I would love to be a bee keeper - but I am too afraid of being stung to succeed. I abandoned the idea of maintaining bee hives after I tried, although I like having bees around pollinating, protecting and attracting birds such as Bee-eaters (Kinega).
Bees lived in the guest house roof for many years, rarely receiving complaints that could not be met with secure screens.Then a girls' hostel opened next door. The matron came to complain that the bees were attracted to the scents of the oils that the girls were using. She was afraid a girl could be stung.
I wanted to think she was overreacting. After all in some cities such as New York, Chicago, Paris, London, Berlin, and Tokyo, it is legal to keep bees. I had lived with them for a long time. But in the end you cannot say that African honey bees are never dangerous; they can be provoked into tragedy.
We half heartedly tried to meet the Matron's request to get rid of the bees. People were sent to various places to find out what to do, with inconclusive results. One person said she could take out the bees for Tsh.180,000 + 3 cans of HIT. I look up HIT on the web and was depressed to learn that it could easily kill bees, and birds as well.
The more I thought about it, the less I wanted to kill the whole family of bees not to mention the garden birds. It seemed unfair, after they had been so helpful, entertaining, and basically well behaved for so many years. We couldn't figure out what to do.

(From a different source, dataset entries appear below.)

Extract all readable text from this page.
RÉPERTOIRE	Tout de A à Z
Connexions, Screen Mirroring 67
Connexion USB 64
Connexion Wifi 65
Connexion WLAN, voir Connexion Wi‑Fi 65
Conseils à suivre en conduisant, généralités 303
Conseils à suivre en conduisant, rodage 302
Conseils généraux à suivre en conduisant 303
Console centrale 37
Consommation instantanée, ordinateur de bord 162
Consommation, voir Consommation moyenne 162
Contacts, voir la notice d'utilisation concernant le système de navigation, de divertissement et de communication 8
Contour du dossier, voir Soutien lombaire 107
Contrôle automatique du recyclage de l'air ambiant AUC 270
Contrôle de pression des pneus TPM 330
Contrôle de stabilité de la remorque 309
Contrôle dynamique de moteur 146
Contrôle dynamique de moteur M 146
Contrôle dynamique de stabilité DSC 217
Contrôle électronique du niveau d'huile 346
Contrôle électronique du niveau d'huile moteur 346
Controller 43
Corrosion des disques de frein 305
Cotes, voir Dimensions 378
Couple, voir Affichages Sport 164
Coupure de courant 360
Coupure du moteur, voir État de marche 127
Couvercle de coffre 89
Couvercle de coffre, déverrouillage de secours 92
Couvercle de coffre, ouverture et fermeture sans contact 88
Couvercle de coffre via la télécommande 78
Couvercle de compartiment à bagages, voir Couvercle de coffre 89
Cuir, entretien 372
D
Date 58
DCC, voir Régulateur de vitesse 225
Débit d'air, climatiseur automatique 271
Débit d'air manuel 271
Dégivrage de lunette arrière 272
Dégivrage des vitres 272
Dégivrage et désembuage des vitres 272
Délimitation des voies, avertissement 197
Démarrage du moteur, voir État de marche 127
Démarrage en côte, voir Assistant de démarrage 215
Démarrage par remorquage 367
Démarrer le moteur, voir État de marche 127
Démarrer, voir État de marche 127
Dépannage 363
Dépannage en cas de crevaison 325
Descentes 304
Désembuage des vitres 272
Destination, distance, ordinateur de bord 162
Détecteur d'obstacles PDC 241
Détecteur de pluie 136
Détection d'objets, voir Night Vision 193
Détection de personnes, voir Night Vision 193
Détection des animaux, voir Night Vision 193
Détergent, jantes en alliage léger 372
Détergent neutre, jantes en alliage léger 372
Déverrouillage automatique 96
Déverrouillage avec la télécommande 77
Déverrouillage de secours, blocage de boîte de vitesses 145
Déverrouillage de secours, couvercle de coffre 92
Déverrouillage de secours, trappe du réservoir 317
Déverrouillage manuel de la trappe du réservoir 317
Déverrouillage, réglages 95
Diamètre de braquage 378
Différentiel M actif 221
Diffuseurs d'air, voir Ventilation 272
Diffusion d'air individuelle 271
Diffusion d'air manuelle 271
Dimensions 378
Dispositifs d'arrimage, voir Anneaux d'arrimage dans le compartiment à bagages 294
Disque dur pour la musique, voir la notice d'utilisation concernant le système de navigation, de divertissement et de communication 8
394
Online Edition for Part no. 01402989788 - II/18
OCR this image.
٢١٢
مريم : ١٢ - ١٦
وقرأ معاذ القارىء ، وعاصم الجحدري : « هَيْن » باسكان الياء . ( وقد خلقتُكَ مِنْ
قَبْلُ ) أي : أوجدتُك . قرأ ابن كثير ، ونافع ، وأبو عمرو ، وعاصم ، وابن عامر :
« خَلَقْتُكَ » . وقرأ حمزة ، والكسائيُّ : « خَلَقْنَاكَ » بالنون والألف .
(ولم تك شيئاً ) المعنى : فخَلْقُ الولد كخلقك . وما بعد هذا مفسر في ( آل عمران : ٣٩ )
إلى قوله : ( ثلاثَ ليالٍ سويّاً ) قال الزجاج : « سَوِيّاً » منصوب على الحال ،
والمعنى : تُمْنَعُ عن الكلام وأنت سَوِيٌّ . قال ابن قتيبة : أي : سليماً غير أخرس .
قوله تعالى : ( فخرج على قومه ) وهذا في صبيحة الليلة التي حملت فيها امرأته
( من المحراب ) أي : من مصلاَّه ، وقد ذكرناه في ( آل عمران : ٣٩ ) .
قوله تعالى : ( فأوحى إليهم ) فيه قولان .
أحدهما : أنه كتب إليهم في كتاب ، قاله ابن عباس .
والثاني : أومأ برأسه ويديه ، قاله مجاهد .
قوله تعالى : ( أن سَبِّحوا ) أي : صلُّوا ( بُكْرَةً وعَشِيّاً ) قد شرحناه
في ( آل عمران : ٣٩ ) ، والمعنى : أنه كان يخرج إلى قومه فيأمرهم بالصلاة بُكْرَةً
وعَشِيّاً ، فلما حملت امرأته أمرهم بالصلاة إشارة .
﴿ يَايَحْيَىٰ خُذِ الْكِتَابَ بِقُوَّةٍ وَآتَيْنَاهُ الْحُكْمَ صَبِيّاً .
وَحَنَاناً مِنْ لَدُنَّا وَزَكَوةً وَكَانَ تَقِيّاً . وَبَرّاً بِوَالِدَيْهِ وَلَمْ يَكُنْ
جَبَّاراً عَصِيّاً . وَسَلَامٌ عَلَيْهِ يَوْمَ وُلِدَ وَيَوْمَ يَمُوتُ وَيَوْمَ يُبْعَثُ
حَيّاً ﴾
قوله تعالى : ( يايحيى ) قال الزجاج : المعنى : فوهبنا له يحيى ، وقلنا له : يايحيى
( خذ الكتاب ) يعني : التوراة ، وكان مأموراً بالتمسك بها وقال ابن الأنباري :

Not much constructive happened for about six months.
Matron, having given us a fair chance to do the needful, spoke to the Afisa Munispaa, who came to visit one Saturday morning! I showed him where the bees were, and explained the situation with many words. He listened and then said, "It is okay, but it is against the law to keep stinging bees in urban Dar es Salaam." He agreed we could move them without killing them and therefore no poison and that a farmer's shamba past Bagamoyo was far enough.
Confusion of many months was further cleared when I finally found the office of Mama Idda, at Munispaa. She was not young - she was not talkative or pretentious - she was not wearing scent or fancy clothes. She looked as if she were calm enough to handle a swarm of bees. I asked her, "Is it really against the law to have honey bees in the city?" And she answered, "It is against the law to have stinging bees in the city. But stingless bees are allowed."
She knew how to get the job done.
We arranged for the event to take place Saturday evening 3 weeks hence. After two weeks, the Afisa Munispaa phoned for a progress report, he was glad to hear we had secured the hive. He said he would check in after one week.The bee specialists came shortly after 5 PM to review the situation and make a plan. A tree was growing tight against the roof tiles because for years people had been too afraid of being stung to get close enough to cut the branches near the bees' entrance. They organized their tools.
As the light faded they carefully climbed into their bee suits. No spot was left open. They secured the ladder. Got the smoker going with sawdust. And told all of us civilians to leave! Therefore I cannot tell you exactly what they did, except by the results which I saw four hours later.
They ripped out the fascia boards. They found the queen and placed her in the hive with many bees. They enclosed the hive in tape, newspaper, and a khanga, ready for transport. From the roof they ripped out all the honey combs which almost filled a 4 gallon bucket. Two empty spray cans showed that in the end they also used poison.
In the morning dead bees were scattered near their former home. Since the birds could mistake them for something delicious we swept up everything, buried them and prayed that the poison would break down quickly. Fresh earth was sprinkled on top of the affected area. The next day the beehive full of bees was driven beyond Bagamoyo, and placed in a big cashew nut tree.
The combs were squeezed by hand into balls, yielding about seven kilograms of unbelievably delicious honey. Anybody who had been stung received a jar; I think they forgave the bees even as they were happy to see them leave. Afrisa Munispaa has not checked in. Maybe he got the news from Mama Idda already.